The Canadian Centre for Architecture has just posted a video of a conversation held at the CCA on April 6: "A Conversation with Kenneth Frampton: Can There Be a Global History Today?" The event consisted of a roughly half-hour talk by Frampton, followed by talks by Cornell's Esra Akcan and MIT's Mark Jarzombek, and then a roundtable discussion with the trio moderated by the CCA's Kim Förster. Frampton's talk is from the beginning to the 36:45 mark, while the discussion starts at 1:22:22.
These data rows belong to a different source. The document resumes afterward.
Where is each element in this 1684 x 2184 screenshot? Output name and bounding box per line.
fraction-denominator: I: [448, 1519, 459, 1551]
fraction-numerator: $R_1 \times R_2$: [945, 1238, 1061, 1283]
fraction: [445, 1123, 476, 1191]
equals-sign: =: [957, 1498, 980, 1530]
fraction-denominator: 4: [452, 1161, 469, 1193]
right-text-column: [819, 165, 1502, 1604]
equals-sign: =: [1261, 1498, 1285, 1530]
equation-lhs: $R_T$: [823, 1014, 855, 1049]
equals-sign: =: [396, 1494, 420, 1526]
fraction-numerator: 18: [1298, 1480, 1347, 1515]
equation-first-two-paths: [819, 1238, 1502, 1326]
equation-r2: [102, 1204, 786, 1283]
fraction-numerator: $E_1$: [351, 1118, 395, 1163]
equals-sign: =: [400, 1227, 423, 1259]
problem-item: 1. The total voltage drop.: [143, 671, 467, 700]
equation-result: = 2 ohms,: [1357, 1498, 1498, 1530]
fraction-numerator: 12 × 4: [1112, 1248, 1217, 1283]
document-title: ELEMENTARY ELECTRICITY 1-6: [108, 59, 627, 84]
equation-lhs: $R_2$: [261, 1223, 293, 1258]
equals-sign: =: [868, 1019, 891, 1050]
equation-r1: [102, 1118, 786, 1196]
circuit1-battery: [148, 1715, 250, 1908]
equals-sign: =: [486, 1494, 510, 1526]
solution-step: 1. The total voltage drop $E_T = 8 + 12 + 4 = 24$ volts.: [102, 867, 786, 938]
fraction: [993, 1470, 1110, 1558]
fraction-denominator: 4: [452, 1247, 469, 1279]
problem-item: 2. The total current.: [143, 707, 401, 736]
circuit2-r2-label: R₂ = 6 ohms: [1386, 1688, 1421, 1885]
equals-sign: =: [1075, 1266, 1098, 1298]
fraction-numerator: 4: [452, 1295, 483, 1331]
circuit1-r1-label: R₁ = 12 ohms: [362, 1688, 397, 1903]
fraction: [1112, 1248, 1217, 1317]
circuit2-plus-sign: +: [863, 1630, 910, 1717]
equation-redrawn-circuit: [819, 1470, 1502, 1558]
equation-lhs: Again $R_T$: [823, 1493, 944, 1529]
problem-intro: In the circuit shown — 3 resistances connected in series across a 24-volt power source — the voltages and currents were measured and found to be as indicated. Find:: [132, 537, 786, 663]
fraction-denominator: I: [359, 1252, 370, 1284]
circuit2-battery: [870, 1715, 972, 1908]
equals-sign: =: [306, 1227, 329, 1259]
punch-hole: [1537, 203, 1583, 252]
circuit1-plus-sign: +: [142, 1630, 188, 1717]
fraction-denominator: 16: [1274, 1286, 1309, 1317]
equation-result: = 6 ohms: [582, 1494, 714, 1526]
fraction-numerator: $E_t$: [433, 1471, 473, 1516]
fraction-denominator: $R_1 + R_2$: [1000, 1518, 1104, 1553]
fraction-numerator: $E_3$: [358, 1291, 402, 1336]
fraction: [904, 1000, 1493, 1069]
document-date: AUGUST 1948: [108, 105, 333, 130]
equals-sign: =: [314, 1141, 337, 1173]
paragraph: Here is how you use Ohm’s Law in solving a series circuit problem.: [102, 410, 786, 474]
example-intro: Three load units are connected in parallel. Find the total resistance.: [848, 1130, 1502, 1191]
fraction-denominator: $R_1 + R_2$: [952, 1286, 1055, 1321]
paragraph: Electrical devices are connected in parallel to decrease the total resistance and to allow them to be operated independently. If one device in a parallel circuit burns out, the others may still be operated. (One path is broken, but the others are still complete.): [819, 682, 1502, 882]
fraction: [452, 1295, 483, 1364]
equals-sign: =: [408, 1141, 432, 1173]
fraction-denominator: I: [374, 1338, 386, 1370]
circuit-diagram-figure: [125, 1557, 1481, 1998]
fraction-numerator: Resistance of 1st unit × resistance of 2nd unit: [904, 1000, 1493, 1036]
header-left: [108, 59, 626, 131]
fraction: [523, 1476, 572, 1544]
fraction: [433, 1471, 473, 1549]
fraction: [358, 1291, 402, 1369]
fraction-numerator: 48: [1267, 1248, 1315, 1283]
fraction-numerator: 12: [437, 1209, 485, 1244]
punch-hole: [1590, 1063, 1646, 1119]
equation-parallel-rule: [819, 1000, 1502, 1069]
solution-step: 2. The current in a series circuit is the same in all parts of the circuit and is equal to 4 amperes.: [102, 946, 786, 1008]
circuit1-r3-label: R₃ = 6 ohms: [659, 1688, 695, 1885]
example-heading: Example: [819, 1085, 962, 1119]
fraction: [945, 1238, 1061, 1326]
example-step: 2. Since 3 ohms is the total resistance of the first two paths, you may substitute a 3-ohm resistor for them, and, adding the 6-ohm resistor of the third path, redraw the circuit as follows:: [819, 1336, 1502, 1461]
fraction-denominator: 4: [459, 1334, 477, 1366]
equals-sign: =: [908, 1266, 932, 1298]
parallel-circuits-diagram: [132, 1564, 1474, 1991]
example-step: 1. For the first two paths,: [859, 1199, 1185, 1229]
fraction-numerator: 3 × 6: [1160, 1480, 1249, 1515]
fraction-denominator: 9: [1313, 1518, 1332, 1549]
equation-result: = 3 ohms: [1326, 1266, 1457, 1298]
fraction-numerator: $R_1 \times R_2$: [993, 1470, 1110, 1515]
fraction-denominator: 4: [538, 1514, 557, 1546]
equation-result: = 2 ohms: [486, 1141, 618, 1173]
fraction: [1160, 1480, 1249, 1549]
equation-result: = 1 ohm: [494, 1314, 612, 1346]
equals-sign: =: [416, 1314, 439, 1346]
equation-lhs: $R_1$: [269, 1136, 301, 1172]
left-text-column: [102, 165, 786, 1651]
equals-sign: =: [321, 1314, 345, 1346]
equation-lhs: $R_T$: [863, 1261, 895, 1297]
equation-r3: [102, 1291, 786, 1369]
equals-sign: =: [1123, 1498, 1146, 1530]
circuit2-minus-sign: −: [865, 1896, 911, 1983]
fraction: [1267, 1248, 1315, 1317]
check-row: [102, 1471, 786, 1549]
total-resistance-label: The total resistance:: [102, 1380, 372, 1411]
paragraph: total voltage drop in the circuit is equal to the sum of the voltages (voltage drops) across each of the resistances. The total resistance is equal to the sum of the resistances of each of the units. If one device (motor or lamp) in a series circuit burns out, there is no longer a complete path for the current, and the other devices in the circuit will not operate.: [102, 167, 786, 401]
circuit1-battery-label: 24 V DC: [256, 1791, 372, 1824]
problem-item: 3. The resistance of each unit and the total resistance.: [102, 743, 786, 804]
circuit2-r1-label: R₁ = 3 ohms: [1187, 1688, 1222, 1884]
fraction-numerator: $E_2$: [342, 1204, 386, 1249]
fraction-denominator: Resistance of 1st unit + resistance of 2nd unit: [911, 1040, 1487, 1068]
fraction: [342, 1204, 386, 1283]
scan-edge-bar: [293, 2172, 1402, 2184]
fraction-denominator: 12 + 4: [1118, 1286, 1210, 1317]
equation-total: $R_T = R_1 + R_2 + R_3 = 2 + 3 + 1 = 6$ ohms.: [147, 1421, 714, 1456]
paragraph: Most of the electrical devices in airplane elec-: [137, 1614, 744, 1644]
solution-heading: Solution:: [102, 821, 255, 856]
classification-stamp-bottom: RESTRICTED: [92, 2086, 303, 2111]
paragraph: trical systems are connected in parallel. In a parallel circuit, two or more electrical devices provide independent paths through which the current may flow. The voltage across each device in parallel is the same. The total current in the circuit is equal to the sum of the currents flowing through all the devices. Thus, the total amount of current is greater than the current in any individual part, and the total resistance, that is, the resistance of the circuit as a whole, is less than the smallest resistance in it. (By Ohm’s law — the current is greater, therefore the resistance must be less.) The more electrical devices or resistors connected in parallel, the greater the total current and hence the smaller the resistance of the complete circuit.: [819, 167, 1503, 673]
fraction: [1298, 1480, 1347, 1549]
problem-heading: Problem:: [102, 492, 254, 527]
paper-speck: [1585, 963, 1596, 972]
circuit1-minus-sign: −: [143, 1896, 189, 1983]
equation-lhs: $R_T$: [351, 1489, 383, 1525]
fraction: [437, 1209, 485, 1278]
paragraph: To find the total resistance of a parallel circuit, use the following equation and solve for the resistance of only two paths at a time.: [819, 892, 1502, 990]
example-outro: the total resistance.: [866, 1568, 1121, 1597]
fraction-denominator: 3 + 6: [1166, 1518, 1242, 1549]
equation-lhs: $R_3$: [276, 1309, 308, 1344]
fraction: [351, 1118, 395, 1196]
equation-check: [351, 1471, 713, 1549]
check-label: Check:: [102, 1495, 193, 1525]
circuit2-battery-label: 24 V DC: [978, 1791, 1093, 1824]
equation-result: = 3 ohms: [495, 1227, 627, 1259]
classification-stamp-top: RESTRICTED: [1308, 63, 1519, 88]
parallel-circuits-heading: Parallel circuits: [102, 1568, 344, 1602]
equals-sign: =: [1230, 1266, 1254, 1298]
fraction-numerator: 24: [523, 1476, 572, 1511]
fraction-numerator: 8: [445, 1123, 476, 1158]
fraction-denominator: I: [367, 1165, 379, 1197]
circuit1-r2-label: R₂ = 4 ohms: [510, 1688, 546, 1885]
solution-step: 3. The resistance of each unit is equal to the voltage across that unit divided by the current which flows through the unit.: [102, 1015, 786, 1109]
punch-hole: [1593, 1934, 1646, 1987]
As the top image from the CCA's page for the event shows, Frampton is still best known for his Modern Architecture: A Critical History, which was first published in 1980, has been updated three times since and, according to his comments, will be updated one more time. But when it came time for me to write my own (lite) version of a global architecture history – 100 Years, 100 Buildings – another Frampton publication was even more helpful.

I'm referring to the ten-volume World Architecture 1900-2000 – A Critical Mosaic, which was put out by the China Architecture & Building Press with Springer Verlag ca. 2000, and for which Frampton served as general editor. Each regional volume (Latin America, United States and Canada, Mediterranean Basin, etc.) presents 100 canonical built works selected and written about by well known historians and critics. It's an amazing collection of 1,000 buildings but one I didn't know about until researching for my book a couple years ago. Why is that?

Frampton answers this in his talk, during some comments (starting at the 5-minute mark) about the ten-volume "magnum opus." At the 7-minute mark he says:
One of the strangest things about this ten-volume encyclopedic survey is that it has been so badly distributed you can almost not find it anywhere. I don't quite know why the China Architecture & Building Press, after all this effort, should fail in this particular sector.
I can concur. I was able to cobble together six of the books (below), most on Amazon and most for not too much money. But others are hard to find even online and therefore cost an unreasonable amount. No wonder Frampton's other books continue to be more influential, even though they are not nearly as exhaustive as World Architecture 1900-2000.